At the age of 14 years, Tabitha Malang was forced by her uncle to marry a man that was three times her age. Having lost both her parents when she was a toddler, Tabitha was raised by her uncle, who seized the earliest opportunity to marry her off.
“I was not ready for marriage. My uncle married me off without my consent. My husband forced me into sexual acts and whenever I objected, he beat me up leaving me in great pain. Sometimes, I resorted to sleeping outside of our home for fear of being sexually and physically harassed. The marriage left me without peace, and I was experiencing mental distress, hopelessness and isolation” Malang sadly recounted her experience.
At the height of these challenges, Malang fled South Sudan to Uganda and has since 2018 lived in Ayilo I Refugee Settlement in Adjumani District where she was resettled as a refugee together with six dependants, her two biological and four children of her late sister.
“Before I received psychosocial support, I was always angry, withdrawn, and uncertain of the next day.
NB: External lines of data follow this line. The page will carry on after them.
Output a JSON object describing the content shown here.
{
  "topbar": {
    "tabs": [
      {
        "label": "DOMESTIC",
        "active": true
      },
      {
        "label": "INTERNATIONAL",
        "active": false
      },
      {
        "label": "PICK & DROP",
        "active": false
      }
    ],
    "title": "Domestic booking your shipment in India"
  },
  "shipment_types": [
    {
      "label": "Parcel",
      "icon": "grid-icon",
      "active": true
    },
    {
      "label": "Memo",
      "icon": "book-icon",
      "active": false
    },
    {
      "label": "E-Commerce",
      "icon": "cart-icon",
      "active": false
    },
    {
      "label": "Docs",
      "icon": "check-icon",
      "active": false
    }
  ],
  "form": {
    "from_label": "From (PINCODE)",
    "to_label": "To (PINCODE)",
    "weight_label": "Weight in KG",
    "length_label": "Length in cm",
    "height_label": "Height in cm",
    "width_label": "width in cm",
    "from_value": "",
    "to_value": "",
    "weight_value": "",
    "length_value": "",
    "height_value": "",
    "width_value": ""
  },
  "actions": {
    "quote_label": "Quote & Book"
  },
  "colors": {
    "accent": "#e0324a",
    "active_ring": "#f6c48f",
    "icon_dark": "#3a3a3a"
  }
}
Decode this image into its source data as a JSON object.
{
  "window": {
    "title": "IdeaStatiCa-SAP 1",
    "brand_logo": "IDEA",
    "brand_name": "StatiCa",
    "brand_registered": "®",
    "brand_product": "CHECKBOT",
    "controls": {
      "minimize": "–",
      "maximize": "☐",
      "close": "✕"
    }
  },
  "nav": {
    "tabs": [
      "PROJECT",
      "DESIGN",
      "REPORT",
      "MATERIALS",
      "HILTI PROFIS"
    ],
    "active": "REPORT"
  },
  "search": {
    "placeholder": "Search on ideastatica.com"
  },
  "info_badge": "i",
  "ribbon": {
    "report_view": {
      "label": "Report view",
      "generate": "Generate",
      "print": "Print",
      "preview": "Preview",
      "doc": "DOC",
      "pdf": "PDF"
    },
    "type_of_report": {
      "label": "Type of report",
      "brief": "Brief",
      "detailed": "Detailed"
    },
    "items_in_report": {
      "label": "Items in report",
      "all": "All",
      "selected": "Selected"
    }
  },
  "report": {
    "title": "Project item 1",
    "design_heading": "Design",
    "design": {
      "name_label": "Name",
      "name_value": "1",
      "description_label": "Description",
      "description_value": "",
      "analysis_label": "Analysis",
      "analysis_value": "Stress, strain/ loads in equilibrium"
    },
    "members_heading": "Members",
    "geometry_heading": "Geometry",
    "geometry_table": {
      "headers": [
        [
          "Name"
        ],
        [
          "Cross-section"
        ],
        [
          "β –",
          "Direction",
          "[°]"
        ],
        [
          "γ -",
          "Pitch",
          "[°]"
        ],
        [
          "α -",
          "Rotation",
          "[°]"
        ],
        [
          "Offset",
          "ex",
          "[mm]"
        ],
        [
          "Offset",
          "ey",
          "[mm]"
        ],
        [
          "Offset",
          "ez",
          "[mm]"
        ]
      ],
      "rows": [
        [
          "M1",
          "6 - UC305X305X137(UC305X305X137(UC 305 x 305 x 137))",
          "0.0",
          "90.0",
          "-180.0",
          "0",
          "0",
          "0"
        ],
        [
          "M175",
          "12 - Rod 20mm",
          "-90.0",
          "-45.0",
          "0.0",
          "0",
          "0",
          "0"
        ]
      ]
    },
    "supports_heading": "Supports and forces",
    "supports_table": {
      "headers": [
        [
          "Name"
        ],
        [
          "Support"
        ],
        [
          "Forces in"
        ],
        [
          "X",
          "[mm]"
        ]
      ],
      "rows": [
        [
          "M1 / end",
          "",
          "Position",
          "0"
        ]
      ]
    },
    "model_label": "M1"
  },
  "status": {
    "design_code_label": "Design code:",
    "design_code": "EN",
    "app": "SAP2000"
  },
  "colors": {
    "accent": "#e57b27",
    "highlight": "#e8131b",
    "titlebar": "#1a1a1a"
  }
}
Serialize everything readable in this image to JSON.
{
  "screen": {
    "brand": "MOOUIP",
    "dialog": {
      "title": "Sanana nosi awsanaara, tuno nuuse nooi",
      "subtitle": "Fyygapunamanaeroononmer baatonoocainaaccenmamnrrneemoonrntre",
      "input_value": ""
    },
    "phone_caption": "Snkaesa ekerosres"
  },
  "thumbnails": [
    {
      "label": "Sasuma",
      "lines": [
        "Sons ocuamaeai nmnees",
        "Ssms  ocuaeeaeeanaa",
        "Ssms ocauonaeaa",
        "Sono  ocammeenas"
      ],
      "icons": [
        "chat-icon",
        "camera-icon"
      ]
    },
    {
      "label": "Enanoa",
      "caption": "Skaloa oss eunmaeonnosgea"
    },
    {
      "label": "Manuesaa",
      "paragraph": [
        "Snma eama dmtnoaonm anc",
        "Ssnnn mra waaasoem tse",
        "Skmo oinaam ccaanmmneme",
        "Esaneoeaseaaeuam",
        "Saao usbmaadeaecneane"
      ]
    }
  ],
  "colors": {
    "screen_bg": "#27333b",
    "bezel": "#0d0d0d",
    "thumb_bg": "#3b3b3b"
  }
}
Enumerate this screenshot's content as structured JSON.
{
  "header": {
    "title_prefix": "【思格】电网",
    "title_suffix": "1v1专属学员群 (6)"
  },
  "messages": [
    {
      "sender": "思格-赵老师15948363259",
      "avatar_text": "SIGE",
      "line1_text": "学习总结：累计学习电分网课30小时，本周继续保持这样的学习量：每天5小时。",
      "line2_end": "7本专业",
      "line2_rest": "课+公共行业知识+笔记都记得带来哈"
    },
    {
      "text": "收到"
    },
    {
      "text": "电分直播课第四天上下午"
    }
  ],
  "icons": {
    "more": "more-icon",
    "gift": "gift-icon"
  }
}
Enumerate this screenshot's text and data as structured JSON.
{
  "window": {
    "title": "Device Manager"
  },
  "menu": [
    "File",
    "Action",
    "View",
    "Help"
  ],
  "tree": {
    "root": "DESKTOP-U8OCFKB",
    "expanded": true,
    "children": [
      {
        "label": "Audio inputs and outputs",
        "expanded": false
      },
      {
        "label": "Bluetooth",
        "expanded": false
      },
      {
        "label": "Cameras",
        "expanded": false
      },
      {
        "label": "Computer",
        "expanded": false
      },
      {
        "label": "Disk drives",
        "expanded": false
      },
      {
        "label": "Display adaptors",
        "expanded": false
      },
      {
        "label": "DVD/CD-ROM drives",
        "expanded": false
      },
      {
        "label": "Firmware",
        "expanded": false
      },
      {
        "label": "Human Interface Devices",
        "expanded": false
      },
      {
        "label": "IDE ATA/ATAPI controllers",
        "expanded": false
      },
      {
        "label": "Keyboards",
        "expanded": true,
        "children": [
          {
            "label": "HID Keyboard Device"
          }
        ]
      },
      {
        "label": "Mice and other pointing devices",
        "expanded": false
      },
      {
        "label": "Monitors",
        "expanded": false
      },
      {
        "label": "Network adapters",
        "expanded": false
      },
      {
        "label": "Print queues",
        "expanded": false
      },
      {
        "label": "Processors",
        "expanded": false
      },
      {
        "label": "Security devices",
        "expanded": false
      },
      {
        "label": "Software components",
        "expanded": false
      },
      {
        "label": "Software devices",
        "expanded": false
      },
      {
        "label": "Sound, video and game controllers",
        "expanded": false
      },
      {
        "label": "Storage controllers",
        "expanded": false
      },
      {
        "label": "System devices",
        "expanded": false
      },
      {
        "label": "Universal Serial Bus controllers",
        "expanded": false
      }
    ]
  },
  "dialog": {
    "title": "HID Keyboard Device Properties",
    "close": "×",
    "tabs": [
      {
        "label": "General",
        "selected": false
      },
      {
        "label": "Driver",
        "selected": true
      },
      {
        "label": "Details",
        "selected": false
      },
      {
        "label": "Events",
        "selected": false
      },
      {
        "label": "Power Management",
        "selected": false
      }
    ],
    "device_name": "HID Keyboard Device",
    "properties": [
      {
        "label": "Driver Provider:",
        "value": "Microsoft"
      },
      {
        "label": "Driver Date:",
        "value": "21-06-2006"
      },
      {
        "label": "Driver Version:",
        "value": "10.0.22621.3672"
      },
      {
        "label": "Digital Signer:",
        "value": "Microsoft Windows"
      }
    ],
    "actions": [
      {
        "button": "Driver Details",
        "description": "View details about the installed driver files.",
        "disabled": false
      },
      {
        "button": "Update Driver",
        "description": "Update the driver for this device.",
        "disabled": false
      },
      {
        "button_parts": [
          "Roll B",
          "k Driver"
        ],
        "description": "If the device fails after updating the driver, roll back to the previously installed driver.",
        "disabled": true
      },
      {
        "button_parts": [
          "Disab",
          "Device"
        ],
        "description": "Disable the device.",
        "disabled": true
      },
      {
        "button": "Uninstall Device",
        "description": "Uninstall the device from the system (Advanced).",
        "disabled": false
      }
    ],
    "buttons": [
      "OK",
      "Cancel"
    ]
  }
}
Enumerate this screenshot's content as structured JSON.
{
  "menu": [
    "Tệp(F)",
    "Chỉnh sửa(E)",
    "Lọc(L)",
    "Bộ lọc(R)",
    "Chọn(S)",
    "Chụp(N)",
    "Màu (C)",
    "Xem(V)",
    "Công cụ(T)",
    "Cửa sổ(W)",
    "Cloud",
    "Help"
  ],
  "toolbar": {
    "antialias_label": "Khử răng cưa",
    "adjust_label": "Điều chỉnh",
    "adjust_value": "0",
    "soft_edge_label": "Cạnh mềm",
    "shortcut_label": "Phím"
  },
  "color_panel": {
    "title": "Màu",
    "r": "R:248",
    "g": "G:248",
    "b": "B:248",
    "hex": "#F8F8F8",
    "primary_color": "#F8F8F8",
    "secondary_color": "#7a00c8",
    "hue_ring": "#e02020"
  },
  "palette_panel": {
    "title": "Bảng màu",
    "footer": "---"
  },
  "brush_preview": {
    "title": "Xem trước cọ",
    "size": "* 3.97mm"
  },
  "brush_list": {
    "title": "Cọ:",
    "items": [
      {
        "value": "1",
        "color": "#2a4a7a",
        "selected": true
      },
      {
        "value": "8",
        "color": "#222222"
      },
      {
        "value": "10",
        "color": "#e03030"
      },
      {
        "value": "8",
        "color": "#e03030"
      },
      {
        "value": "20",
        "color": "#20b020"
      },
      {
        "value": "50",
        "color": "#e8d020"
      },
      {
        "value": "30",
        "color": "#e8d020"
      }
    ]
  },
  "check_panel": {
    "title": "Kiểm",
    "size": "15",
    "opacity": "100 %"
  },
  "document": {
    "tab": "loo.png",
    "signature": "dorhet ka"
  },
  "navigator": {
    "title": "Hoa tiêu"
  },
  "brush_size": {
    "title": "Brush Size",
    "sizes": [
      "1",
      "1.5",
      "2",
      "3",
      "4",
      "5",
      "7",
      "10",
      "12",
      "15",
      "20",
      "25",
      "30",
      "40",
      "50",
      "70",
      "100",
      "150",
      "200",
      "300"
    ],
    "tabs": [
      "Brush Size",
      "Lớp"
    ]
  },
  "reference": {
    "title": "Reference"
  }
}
In January 2022, I shared with my neighbour the emotional and mental health challenges I was experiencing, and she introduced me to the Transcultural Psychosocial Organisation (TPO Uganda)” Malang said.
UN Women with funding from the Government of Japan works with TPO Uganda to provide mental health and psychosocial support to women and girls in refugee and host communities in Uganda. Through this intervention women and girls receive mental health awareness and screening, and are enrolled into Cognitive Behavioural Therapy (CBT) sessions where they receive counselling and learn life skills.
“In January 2022, my neighbour invited me to attend a meeting that was being facilitated by TPO. I was given a platform to share my distress without being judged, which gave me hope that I would finally recover from the mental health challenges I was experiencing. Today, I am a happy woman, able to take care of myself and children,” said Malang excited about the transformation in her life.
Malang is now a change agent in her community, passionate about building peaceful and happy families. By the end of 2022, Malang had supported five families through mediation and eight women with counselling services.